Therapy for Star Wars: The Force Awakens
My husband is a Star Wars geek.
I knew this fact before we married and I accepted this about him. When we moved in together, I became acutely aware of the degree of his geekiness as I was exposed to the Star Wars games, books, DVDs, VHS tapes, audio recordings and three huge bins filled with toys that accompanied him. I was able to push aside his childhood obsession with the movies because it never really affected me directly. His things were quietly shuffled to the attic where they took up residence for about eight years. Yes, he would try to talk about Star Wars quite a bit, but the glazed look in my eyes usually cut these conversations short. His Star Wars obsession lay dormant until the day when he realized that our son was old enough to pass on his legacy.
From that day forward, not one day of the collective life in our household has passed without the mention of Star Wars on some level. The topics could include repeating movie lines, dialogue during play with the ten thousand Star Wars item we own, debates over who is a stronger Jedi and even the use of the Force to motivate my son to complete a task. With all of this Star Wars activity, it became impossible for me to not become part of its culture.
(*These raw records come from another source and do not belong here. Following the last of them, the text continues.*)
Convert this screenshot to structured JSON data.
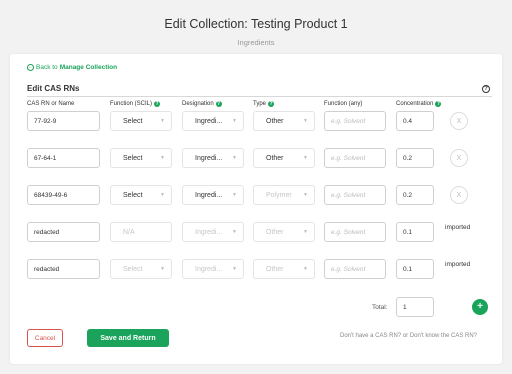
{
  "page": {
    "title": "Edit Collection: Testing Product 1",
    "subtitle": "Ingredients"
  },
  "back_link": {
    "prefix": "Back to",
    "label": "Manage Collection"
  },
  "section": {
    "title": "Edit CAS RNs",
    "help_icon": "question-circle-icon"
  },
  "columns": {
    "cas": "CAS RN or Name",
    "function_scil": "Function (SCIL)",
    "designation": "Designation",
    "type": "Type",
    "function_any": "Function (any)",
    "concentration": "Concentration"
  },
  "rows": [
    {
      "cas": "77-92-9",
      "function_scil": "Select",
      "designation": "Ingredi...",
      "type": "Other",
      "function_any": "e.g. Solvent",
      "concentration": "0.4",
      "remove": "X",
      "note": ""
    },
    {
      "cas": "67-64-1",
      "function_scil": "Select",
      "designation": "Ingredi...",
      "type": "Other",
      "function_any": "e.g. Solvent",
      "concentration": "0.2",
      "remove": "X",
      "note": ""
    },
    {
      "cas": "68439-49-6",
      "function_scil": "Select",
      "designation": "Ingredi...",
      "type": "Polymer",
      "function_any": "e.g. Solvent",
      "concentration": "0.2",
      "remove": "X",
      "note": ""
    },
    {
      "cas": "redacted",
      "function_scil": "N/A",
      "designation": "Ingredi...",
      "type": "Other",
      "function_any": "e.g. Solvent",
      "concentration": "0.1",
      "remove": "",
      "note": "imported"
    },
    {
      "cas": "redacted",
      "function_scil": "Select",
      "designation": "Ingredi...",
      "type": "Other",
      "function_any": "e.g. Solvent",
      "concentration": "0.1",
      "remove": "",
      "note": "imported"
    }
  ],
  "total": {
    "label": "Total:",
    "value": "1"
  },
  "add_button": "+",
  "actions": {
    "cancel": "Cancel",
    "save": "Save and Return"
  },
  "cas_help": "Don't have a CAS RN? or Don't know the CAS RN?",
  "colors": {
    "accent": "#1aa35a",
    "danger": "#d9534f"
  }
}
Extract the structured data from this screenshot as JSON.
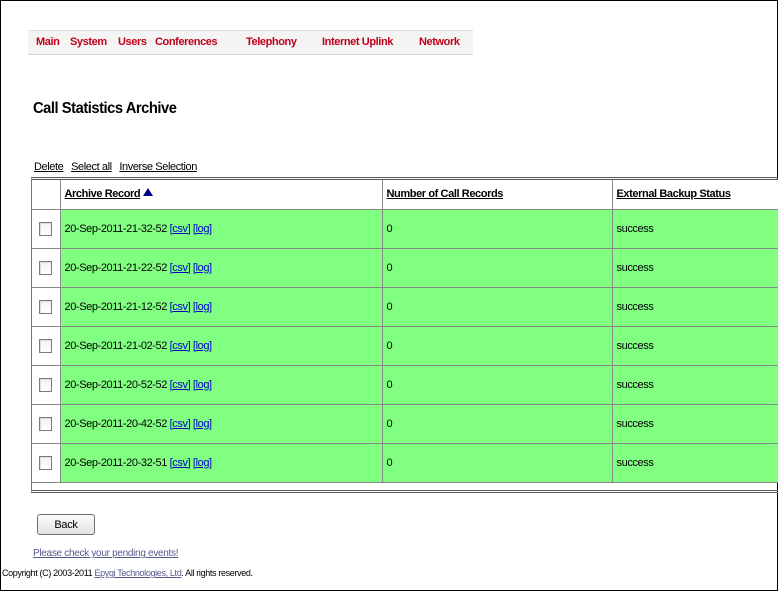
{
  "nav": {
    "items": [
      {
        "label": "Main"
      },
      {
        "label": "System"
      },
      {
        "label": "Users"
      },
      {
        "label": "Conferences"
      },
      {
        "label": "Telephony"
      },
      {
        "label": "Internet Uplink"
      },
      {
        "label": "Network"
      }
    ],
    "color": "#c1001a"
  },
  "page": {
    "title": "Call Statistics Archive"
  },
  "actions": {
    "delete": "Delete",
    "select_all": "Select all",
    "inverse_selection": "Inverse Selection"
  },
  "table": {
    "headers": {
      "archive_record": "Archive Record",
      "num_call_records": "Number of Call Records",
      "backup_status": "External Backup Status"
    },
    "sort": "ascending",
    "row_color": "#80ff80",
    "rows": [
      {
        "record": "20-Sep-2011-21-32-52",
        "csv": "[csv]",
        "log": "[log]",
        "count": "0",
        "status": "success"
      },
      {
        "record": "20-Sep-2011-21-22-52",
        "csv": "[csv]",
        "log": "[log]",
        "count": "0",
        "status": "success"
      },
      {
        "record": "20-Sep-2011-21-12-52",
        "csv": "[csv]",
        "log": "[log]",
        "count": "0",
        "status": "success"
      },
      {
        "record": "20-Sep-2011-21-02-52",
        "csv": "[csv]",
        "log": "[log]",
        "count": "0",
        "status": "success"
      },
      {
        "record": "20-Sep-2011-20-52-52",
        "csv": "[csv]",
        "log": "[log]",
        "count": "0",
        "status": "success"
      },
      {
        "record": "20-Sep-2011-20-42-52",
        "csv": "[csv]",
        "log": "[log]",
        "count": "0",
        "status": "success"
      },
      {
        "record": "20-Sep-2011-20-32-51",
        "csv": "[csv]",
        "log": "[log]",
        "count": "0",
        "status": "success"
      }
    ]
  },
  "footer": {
    "back": "Back",
    "pending": "Please check your pending events!",
    "copyright_prefix": "Copyright (C) 2003-2011 ",
    "copyright_company": "Epygi Technologies, Ltd",
    "copyright_suffix": ". All rights reserved."
  }
}
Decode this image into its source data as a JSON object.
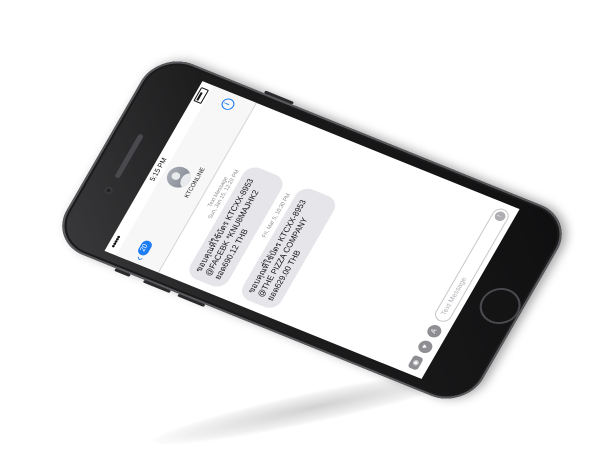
{
  "statusbar": {
    "time": "5:15 PM"
  },
  "header": {
    "back_count": "20",
    "contact_name": "KTCONLINE"
  },
  "thread": {
    "first_meta_label": "Text Message",
    "first_meta_time": "Sun, Jan 15, 12:29 PM",
    "messages": [
      {
        "lines": [
          "ขอบคุณที่ใช้บัตร KTCXX-8953",
          "@FACEBK *KNU8MAJHK2",
          "ยอด690.12 THB"
        ]
      },
      {
        "lines": [
          "ขอบคุณที่ใช้บัตร KTCXX-8953",
          "@THE PIZZA COMPANY",
          "ยอด629.00 THB"
        ]
      }
    ],
    "second_meta_time": "Fri, Mar 5, 10:30 PM"
  },
  "composer": {
    "placeholder": "Text Message",
    "camera_icon": "camera-icon",
    "heart_icon": "digital-touch-icon",
    "apps_icon": "app-store-icon",
    "send_icon": "send-arrow-icon"
  },
  "colors": {
    "accent": "#1c7cf4",
    "bubble": "#e5e5ea",
    "phone_body": "#1c1c1d"
  }
}
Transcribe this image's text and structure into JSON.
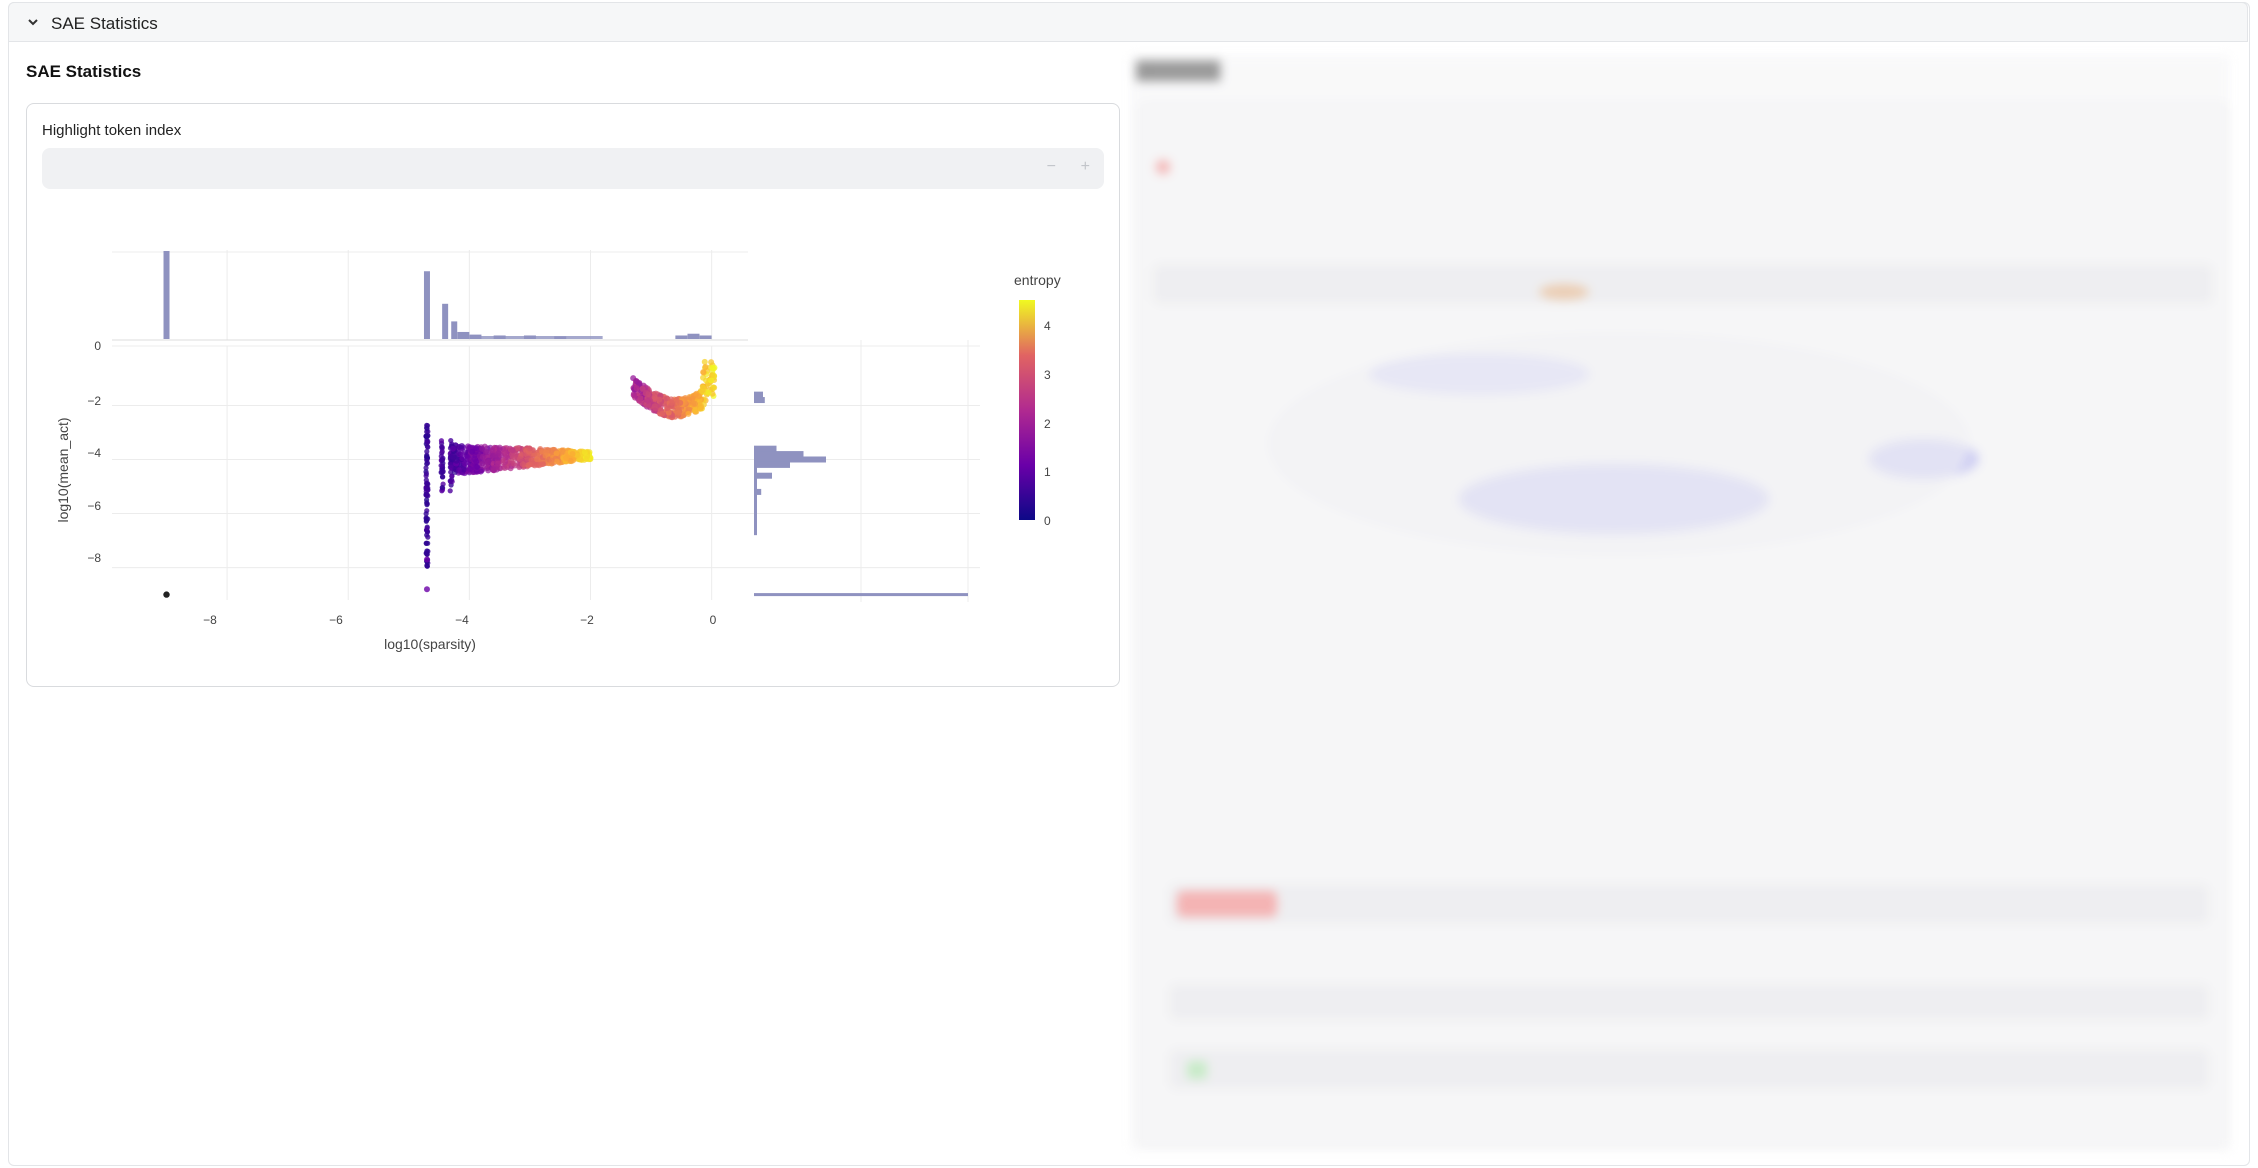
{
  "expander": {
    "title": "SAE Statistics"
  },
  "section": {
    "title": "SAE Statistics"
  },
  "highlight_input": {
    "label": "Highlight token index",
    "value": "",
    "minus": "−",
    "plus": "+"
  },
  "colors": {
    "marginal_hist": "#8f92c0",
    "viridis_low": "#0d0887",
    "viridis_high": "#f0f921"
  },
  "chart_data": {
    "type": "scatter",
    "xlabel": "log10(sparsity)",
    "ylabel": "log10(mean_act)",
    "x_ticks": [
      "−8",
      "−6",
      "−4",
      "−2",
      "0"
    ],
    "y_ticks": [
      "−2",
      "−4",
      "−6",
      "−8"
    ],
    "top_hist_tick": "0",
    "colorbar": {
      "title": "entropy",
      "ticks": [
        "4",
        "3",
        "2",
        "1",
        "0"
      ],
      "colorscale": "plasma"
    },
    "xlim": [
      -9.9,
      0.6
    ],
    "ylim": [
      -9.2,
      0.2
    ],
    "clusters": [
      {
        "name_hint": "outlier",
        "x": -9.0,
        "y": -9.0,
        "entropy": 0
      },
      {
        "name_hint": "vertical_stripe",
        "x": -4.7,
        "y_range": [
          -8.8,
          -2.6
        ],
        "entropy": 0.2
      },
      {
        "name_hint": "main_band",
        "x_range": [
          -4.4,
          -2.0
        ],
        "y_center": -4.0,
        "entropy_range": [
          0.5,
          4.5
        ]
      },
      {
        "name_hint": "top_right",
        "x_range": [
          -1.3,
          0.0
        ],
        "y_range": [
          -2.4,
          -0.5
        ],
        "entropy_range": [
          1.5,
          4.5
        ]
      }
    ],
    "top_histogram": [
      {
        "x": -9.0,
        "h": 1.0
      },
      {
        "x": -4.7,
        "h": 0.77
      },
      {
        "x": -4.4,
        "h": 0.4
      },
      {
        "x": -4.25,
        "h": 0.2
      },
      {
        "x": -4.1,
        "h": 0.08
      },
      {
        "x": -3.9,
        "h": 0.05
      },
      {
        "x": -3.5,
        "h": 0.04
      },
      {
        "x": -3.0,
        "h": 0.04
      },
      {
        "x": -2.5,
        "h": 0.03
      },
      {
        "x": -0.5,
        "h": 0.04
      },
      {
        "x": -0.3,
        "h": 0.06
      },
      {
        "x": -0.1,
        "h": 0.04
      }
    ],
    "right_histogram": [
      {
        "y": -1.8,
        "w": 0.12
      },
      {
        "y": -1.6,
        "w": 0.1
      },
      {
        "y": -3.6,
        "w": 0.25
      },
      {
        "y": -3.8,
        "w": 0.55
      },
      {
        "y": -4.0,
        "w": 0.8
      },
      {
        "y": -4.2,
        "w": 0.4
      },
      {
        "y": -4.6,
        "w": 0.2
      },
      {
        "y": -5.2,
        "w": 0.08
      },
      {
        "y": -9.0,
        "w": 2.5
      }
    ]
  }
}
Somehow over the past two or three years, I have been so inundated with Star Wars information that I am actually able to provide my son with Star Wars trivia off the top of my head (which he requests at night instead of a bedtime story).
As a therapist, I naturally tend to see the characters of the movie through an analytical lens and my husband indulges me in this.
The story line is not as simple as good versus evil, as we know real life is not. My husband tells all of us that Darth Vader isn't bad, he is misunderstood. So after viewing The Force Awakens (on opening night, of course!), I began to consider the issues that each character possesses and how I might be able to help resolve them.
Here are my top 4:
Rey: She is a young girl who lives alone in an abandoned AT-AT Walker, scrounging for food, waiting for parents who will never return and dreaming of becoming a pilot one day. In therapy, we might discover that Rey has social anxiety and panics when she has to interact with others or ask for help. She might also find that because she never had a positive adult role model, she never gained the self esteem to believe that she can achieve her dreams. Do you think they have group therapy on Tatooine?
Finn: An ex stormtrooper with a conscience. As he matures into adulthood, he realizes that he is not the mindless, bloodthirsty and callous soldier that he was raised to be. In therapy, I can help Finn develop his own identity based on his own belief system. We can process his anger towards the First Order that forced him into becoming a stormtrooper at a young age. Finn can learn to be a leader, and maybe to use the Force? I don't know if I'm qualified for that last skill.
Han and Leia: Their 40 year relationship seems to be unstable for several reasons. Han is always in and out of legal trouble and his sarcasm and one liners are no longer charming. Leia, a princess, is used to a certain level of respect and admiration that Han cannot and should not have to provide in a romantic relationship. In addition to their interpersonal issues, they have both suffered a major loss when their son turned against them and everything they believe in by going to the dark side. I really think I could have helped them with these issues by improving communication and understanding, but their son Kylo killed Han, so there goes that.
Kylo Ren: Oh Kylo, from the outside he appears very imposing with a scary mask, triple bladed light saber and black hooded robe. But on the inside he is just Ben Solo, an emotional, angry and insecure young man with some major grandpa issues. Kylo fixates on his grandfather, Darth Vader, who once ruled the galaxy and held ultimate power. Kylo's misguided idolization has contributed to some extremely poor decisions, including ruining control panels in fits of rage and also killing his father. But, as my husband told me, Darth Vader was misunderstood. Perhaps I can help Kylo see that Darth's evil actions originally had a good purpose. In doing so, he might choose the light side of the Force, that lived even within his grandfather and make better decisions. I would probably also be a little inappropriate and ask him what products he uses because his hair is FABULOUS!
I know it may seem odd that I have put this much thought into fictitious characters, but in a household like mine they often seem like they are real. Maybe one day Star Wars will put a new spin on a sequel and call it Star Wars: The Issues of the Jedi. In the meantime, may the force be with you!